M.H. has suffered serious and lasting injuries as a result of this incident, including: heat stroke with an acute brain injury; traumatic brain injury; left-sided hemiparesis; cognitive impairment; seizures; developmental impairment; vision problems; inability to walk; inability to sit; and inability to feed herself. (Id. at 5). On November 22, 2016, Plaintiffs initiated this action by filing a Summons and Complaint in Onondaga County Supreme Court (the “Original Complaint”). (Dkt. No. 2). On January 13, 2017, Defendants Home Depot, U.S.A., Inc., The Home Depot, Inc., and HD Development of Maryland, Inc. removed the action to this Court by filing a Notice of Removal pursuant to 28 U.S.C. §§ 1441 and 1446, on the basis of federal diversity jurisdiction under 28

U.S.C. § 1332(a). (Dkt. No. 1). On January 24, 2017, Plaintiffs filed their Amended Complaint in this Court. (Dkt. No. 11). Plaintiffs name nine Defendants: Home Depot, U.S.A., Inc., the Home Depot, Inc., HD Development of Maryland, Inc., Quality Craft Home Décor, Inc., Quality Craft Mergerco, Inc., Quality Craft Ltd, QCIL International, Inc. and the “Shanghai Huangzhou Defendants.”2 (Id.). In their Amended Complaint, Plaintiffs allege, in substance, that the nine Defendants designed, manufactured, assembled, marketed, distributed and sold the Heater in a defective and negligent

2 Plaintiffs’ claims against an additional three Defendants—Collins Co. Ltd., Collins International Co. Ltd., and Osram Sylvania, Inc.—have been voluntarily dismissed without prejudice pursuant to a stipulation among all parties, which was approved by the Court on July 22, 2019. (Dkt.

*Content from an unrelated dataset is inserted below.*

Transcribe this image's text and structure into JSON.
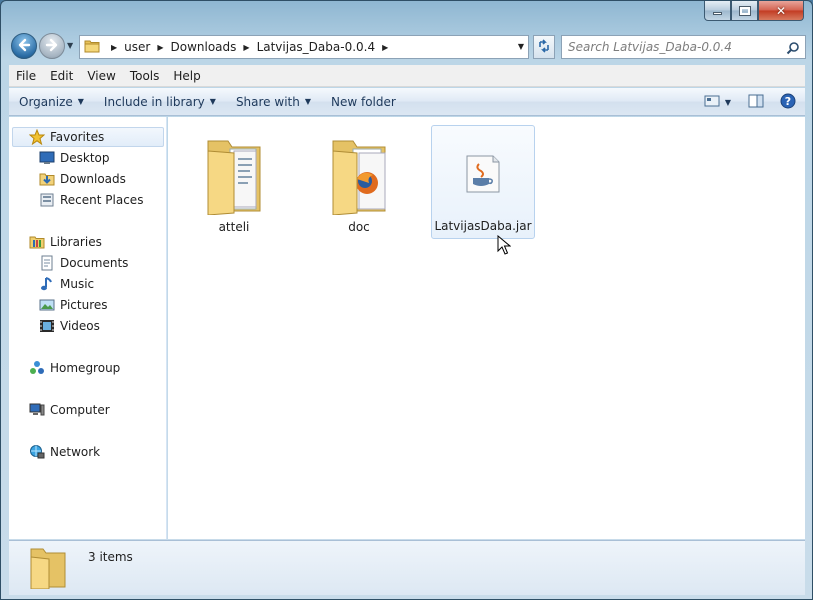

No. 86). manner, and that the resulting defects in the Heater caused the serious and lasting injuries described above. (Id. at 4-13). Plaintiffs assert causes of action against all nine Defendants for strict products liability based upon defective design, defective manufacture, and failure to warn; negligence; breach of the implied warranties of merchantability and fitness for particular purposes; and breach of express warranty. (Id. at 6-13). Throughout their Amended Complaint,

Plaintiffs refer collectively to “Defendants” as a group. They allege that Defendants, as a collective, “regularly do business in New York State and derive substantial revenue from goods sold and used in New York State and in interstate and international commerce,” and that they “supplied and sold goods and services to individuals and businesses located in New York State, including the Home Depot Store” at which the Heater was purchased. (Id. at 4). Plaintiffs do not allege additional details about the relationships between the various Defendants, each Defendant’s contacts with New York, or each Defendant’s particular role in the allegedly defective design, manufacture, assembly, marketing and sale of the Heater. (Id. at 1-13). A number of Defendants named in Plaintiffs’ Amended Complaint are located in foreign

countries, including, as relevant here, the Shanghai Huangzhou Defendants, both of which are located in Shanghai, People’s Republic of China (“China”). To effectuate service of the Amended Complaint on these Defendants, Plaintiffs retained Civil Action Group, d/b/a/ APS International, Ltd. (“APS”), an organization specializing in service of process on foreign entities pursuant to the Hague Convention. (Dkt. No. 17).